Letters Home: "I'm spending the day in Heidelberg"

Heidelberg: View from Philosophenweg in 1953
 My father wrote the following message on the postcard pictured above:
March 24, 1953

Dear Mom,

I am spending the day in Heidelberg. I had to drive a Lt. down here to 7th army headquarters 76 miles from Hanau. It sure is a nice day. Yesterday was our warmest day, 69°.  I suppose it's warming up around there too. The farmers are out in the fields plowing.

Love, V.

That's the Heidelberg Castle or Schloß in that early 1950's postcard. The view has scarcely changed since then thanks to stringent zoning laws.

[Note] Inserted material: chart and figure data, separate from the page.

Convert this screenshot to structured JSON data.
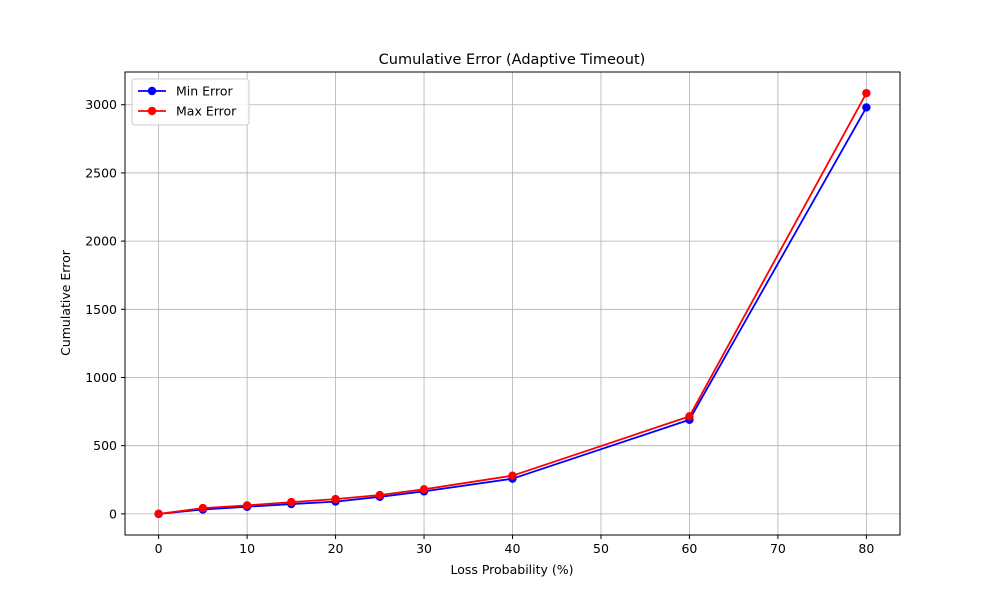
{
  "chart_data": {
    "type": "line",
    "title": "Cumulative Error (Adaptive Timeout)",
    "xlabel": "Loss Probability (%)",
    "ylabel": "Cumulative Error",
    "x": [
      0,
      5,
      10,
      15,
      20,
      25,
      30,
      40,
      60,
      80
    ],
    "xlim": [
      -3.8,
      83.8
    ],
    "ylim": [
      -155,
      3240
    ],
    "xticks": [
      0,
      10,
      20,
      30,
      40,
      50,
      60,
      70,
      80
    ],
    "yticks": [
      0,
      500,
      1000,
      1500,
      2000,
      2500,
      3000
    ],
    "grid": true,
    "legend_position": "top-left",
    "series": [
      {
        "name": "Min Error",
        "color": "#0000ff",
        "marker": "circle",
        "values": [
          0,
          32,
          52,
          72,
          90,
          125,
          165,
          258,
          690,
          2980
        ]
      },
      {
        "name": "Max Error",
        "color": "#ff0000",
        "marker": "circle",
        "values": [
          0,
          42,
          62,
          86,
          108,
          138,
          180,
          280,
          715,
          3085
        ]
      }
    ]
  }
}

In the early 1990s we had a young friend who was a native Heidelberger. His parents lived outside the city limits and we spent many a long, beer-soaked weekend there. He showed us around town and one day he surprised us by taking us up into the hills to an interesting but lesser known site called Thingstätte

Thingstätte is the name for an open-air amphitheater inspired by Heidelberg native Albert Speer. Numerous outdoor amphitheaters were planned and built throughout the Third Reich during the early 1930s, but were disused because radio broadcasting proved a more effective means of mass communication.

The Heidelberg Thingstätte was built on a site sacred to ancient pagan worshippers. Our friend told us that "they built it but he [Hitler] never came."  After the war the Thingstätte become an "unloved inheritance from the Third Reich."  More info can be found here.

Heidelberger Thingstaette
Thingstätte is an interesting word. First, the "Th" combination is orthographically rare in German and went the way of the Neanderthal some years ago. "Thing" is cognate with our word "thing" (in modern German, Dinge). A quick look at the OED etymology of "thing" gives a sense of the old Germanic meaning now lost in modern English.

The Thingbewegung "Thing Movement" was the closest that the Nazi party had to spiritual core beliefs. Josef Goebbels wrote of the Heidelberg Thingstätte:
In diesem monumentalen Bau haben wir unserem Stil und unserer Lebensauffassung einen lebendigen plastischen und monumentalen Ausdruck gegeben. Diese Stätten sind in Wirklichkeit die Landtage* unserer Zeit. Es wird ein Tag kommen, wo das deutsche Volk zu diesen steinernen Stätten wandelt, um sich auf ihnen in kultischen Spielen zu seinem unvergänglichen neuen Leben zu bekennen.
In this monumental construction, we have given living sculptural and monumental expression to our style and approach to life. These sites are in reality the Statehouses* of our time. There will come a day when the German people will convene to these stone sites in order to avow their new eternal life in ritual drama.